GLOBALEMENT INFLEXIBLE : Sous ce titre, le Monde a fait récemment paraître un portrait de Jean Foucambert [1]. À travers l’homme et sa vie, dont on peut estimer le récit intéressant, sont abordées les orientations et les réalisations de l’AFL. L’article n’évoque pas - c’est sans doute son grand défaut - l’urgente nécessité de continuer dans la même voie de promotion de la lecture, dont il évoque pourtant les différentes dimensions. Plusieurs membres de l’association ont spontanément réagi en privé ou sur des blogs, éclairant à leur tour le fait que l’affaire ne se résume pas, à l’instar de l’histoire de Jean Foucambert, a une « histoire de globale », c’est-à-dire aux querelles de méthodes. Confronter ces réactions à chaud aux propos du journaliste permet de faire un tour d’horizon de ce que pourrait et devrait être une politique de lecture et, plus globalement, une politique d’éducation démocratique.

« Dommage que l’auteur de l’article — écrit une enseignante retraitée impliquée dans la vie d’un village — n’ait pas encarté les résultats en lecture des écoliers français actuels ! Il aurait pu aussi aller faire un petit tour auprès d’un certain nombre de maires ou d’élus de petits villages. Il pourrait constater combien ils sont handicapés quand ils doivent faire du sens avec les dossiers qu’ils reçoivent des techniciens de leurs nouvelles grandes communautés de communes. Et pourtant, ils sont tous allés au moins 15 ans à l’école et n’ont pas appris à lire avec la méthode globale, ni même avec la voie directe. »

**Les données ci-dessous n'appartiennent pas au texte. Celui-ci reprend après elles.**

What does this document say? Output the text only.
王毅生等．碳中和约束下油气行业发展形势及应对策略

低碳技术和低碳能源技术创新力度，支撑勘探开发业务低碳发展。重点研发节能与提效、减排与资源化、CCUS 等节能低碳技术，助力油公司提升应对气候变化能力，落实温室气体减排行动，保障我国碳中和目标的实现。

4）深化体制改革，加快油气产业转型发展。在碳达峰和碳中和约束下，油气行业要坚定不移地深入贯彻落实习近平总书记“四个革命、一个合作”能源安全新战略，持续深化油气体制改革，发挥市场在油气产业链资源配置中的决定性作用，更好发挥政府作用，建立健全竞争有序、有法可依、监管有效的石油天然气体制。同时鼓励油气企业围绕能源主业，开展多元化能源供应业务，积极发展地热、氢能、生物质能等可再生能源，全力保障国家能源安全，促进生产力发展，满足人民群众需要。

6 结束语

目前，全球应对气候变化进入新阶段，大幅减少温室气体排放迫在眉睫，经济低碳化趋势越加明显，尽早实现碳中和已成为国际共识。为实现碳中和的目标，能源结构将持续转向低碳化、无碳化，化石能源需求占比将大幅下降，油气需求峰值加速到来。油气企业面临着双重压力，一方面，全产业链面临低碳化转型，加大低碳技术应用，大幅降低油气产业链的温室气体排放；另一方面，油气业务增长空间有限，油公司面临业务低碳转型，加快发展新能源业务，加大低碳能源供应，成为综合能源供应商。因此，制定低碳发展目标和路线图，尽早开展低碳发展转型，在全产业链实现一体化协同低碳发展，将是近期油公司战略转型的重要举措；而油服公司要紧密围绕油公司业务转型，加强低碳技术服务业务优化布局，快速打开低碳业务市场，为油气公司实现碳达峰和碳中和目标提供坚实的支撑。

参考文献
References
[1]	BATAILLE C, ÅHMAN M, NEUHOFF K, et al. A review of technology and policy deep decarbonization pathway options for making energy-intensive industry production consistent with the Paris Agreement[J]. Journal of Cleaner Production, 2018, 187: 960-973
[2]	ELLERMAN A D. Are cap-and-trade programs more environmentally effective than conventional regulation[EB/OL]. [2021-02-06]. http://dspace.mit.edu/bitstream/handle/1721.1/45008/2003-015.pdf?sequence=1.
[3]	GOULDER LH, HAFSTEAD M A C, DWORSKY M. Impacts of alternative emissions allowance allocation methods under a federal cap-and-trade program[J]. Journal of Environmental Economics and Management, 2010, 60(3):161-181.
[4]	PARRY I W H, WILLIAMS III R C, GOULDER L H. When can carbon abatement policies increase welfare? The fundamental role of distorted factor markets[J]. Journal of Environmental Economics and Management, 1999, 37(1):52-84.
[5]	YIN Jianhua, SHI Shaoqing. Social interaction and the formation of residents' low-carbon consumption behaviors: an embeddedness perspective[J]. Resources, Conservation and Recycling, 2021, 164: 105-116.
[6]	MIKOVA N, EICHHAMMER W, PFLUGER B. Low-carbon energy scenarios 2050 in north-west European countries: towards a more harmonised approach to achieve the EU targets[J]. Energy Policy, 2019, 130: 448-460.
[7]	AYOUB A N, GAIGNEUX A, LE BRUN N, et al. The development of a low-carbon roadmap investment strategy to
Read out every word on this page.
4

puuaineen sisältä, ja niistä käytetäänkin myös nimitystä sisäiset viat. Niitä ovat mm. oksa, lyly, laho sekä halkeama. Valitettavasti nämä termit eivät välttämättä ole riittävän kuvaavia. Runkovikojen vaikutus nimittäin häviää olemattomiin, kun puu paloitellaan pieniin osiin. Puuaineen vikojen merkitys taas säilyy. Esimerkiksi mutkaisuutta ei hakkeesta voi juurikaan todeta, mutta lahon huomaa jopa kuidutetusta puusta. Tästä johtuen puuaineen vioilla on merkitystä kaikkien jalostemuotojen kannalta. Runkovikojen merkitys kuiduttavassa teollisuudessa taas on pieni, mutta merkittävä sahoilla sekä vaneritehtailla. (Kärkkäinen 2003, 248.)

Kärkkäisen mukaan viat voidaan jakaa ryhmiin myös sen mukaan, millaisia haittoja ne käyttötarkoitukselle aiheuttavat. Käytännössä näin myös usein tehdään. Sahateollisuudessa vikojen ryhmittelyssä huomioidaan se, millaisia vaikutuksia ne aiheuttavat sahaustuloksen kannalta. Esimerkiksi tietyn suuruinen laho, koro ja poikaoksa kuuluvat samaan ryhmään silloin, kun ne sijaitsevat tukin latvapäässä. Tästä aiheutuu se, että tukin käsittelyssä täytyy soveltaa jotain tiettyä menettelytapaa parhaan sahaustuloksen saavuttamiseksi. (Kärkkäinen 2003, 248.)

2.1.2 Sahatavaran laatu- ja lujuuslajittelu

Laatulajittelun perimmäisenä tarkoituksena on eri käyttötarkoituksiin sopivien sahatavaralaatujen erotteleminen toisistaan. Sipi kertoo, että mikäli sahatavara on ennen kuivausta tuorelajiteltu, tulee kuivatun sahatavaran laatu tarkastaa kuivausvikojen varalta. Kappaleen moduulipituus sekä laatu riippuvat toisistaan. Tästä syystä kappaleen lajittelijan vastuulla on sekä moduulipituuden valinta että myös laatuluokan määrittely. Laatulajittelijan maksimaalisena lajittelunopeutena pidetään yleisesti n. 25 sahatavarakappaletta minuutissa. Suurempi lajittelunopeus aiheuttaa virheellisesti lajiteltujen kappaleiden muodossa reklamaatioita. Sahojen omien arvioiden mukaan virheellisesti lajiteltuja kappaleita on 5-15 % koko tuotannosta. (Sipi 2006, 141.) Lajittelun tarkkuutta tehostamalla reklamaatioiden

L’article illustre bien l’approche idéovisuelle de la lecture, défendue aujourd’hui par l’AFL sous le nom de voie directe. Il le fait en évoquant l’enfance de Jean Foucambert qui « vit au côté d’enfants sourds pour qui l’écrit est, forcément, un symbole détaché de l’oralisation. Et qui apprennent quand même. » Comme le souligne avec humour une autre adhérente de l’association : « Ils n’ont que leurs yeux, non pour pleurer, mais pour lire vraiment. » Luc Cedelle, qui signe l’article, semble s’étonner de la suite : « Jean Foucambert, qui ne changera jamais d’avis sur ce point, va alors jusqu’à proscrire l’enseignement du « code », jugeant que l’enfant n’en a pas besoin, puisqu’il accumule à toute vitesse la reconnaissance globale,« idéovisuelle » donc, de nouveaux mots, à la manière dont les Chinois apprennent des milliers d’idéogrammes. »

Il aurait été intéressant de préciser que le chercheur n’a jamais été seul. Enseignants, bibliothécaires, formateurs, responsables syndicaux ou politiques partageaient les mêmes analyses. Comme le rappelle un autre correspondant, « pendant plus de 40 ans, Jean Foucambert et les militants de l’AFL. ont imaginé, décrit, défini et mis en place des situations d’apprentissage. » Une longue recherche-action collective, où on acquiert des savoirs en théorisant de l’expérience. On le voit avec les écoles expérimentales que Foucambert a animées à l’INRP, où on approfondit l’idée d ’« enseignement en cycles pluri-annuels, où on cultive « l’école ouverte » sur la vie, les gens et les métiers ».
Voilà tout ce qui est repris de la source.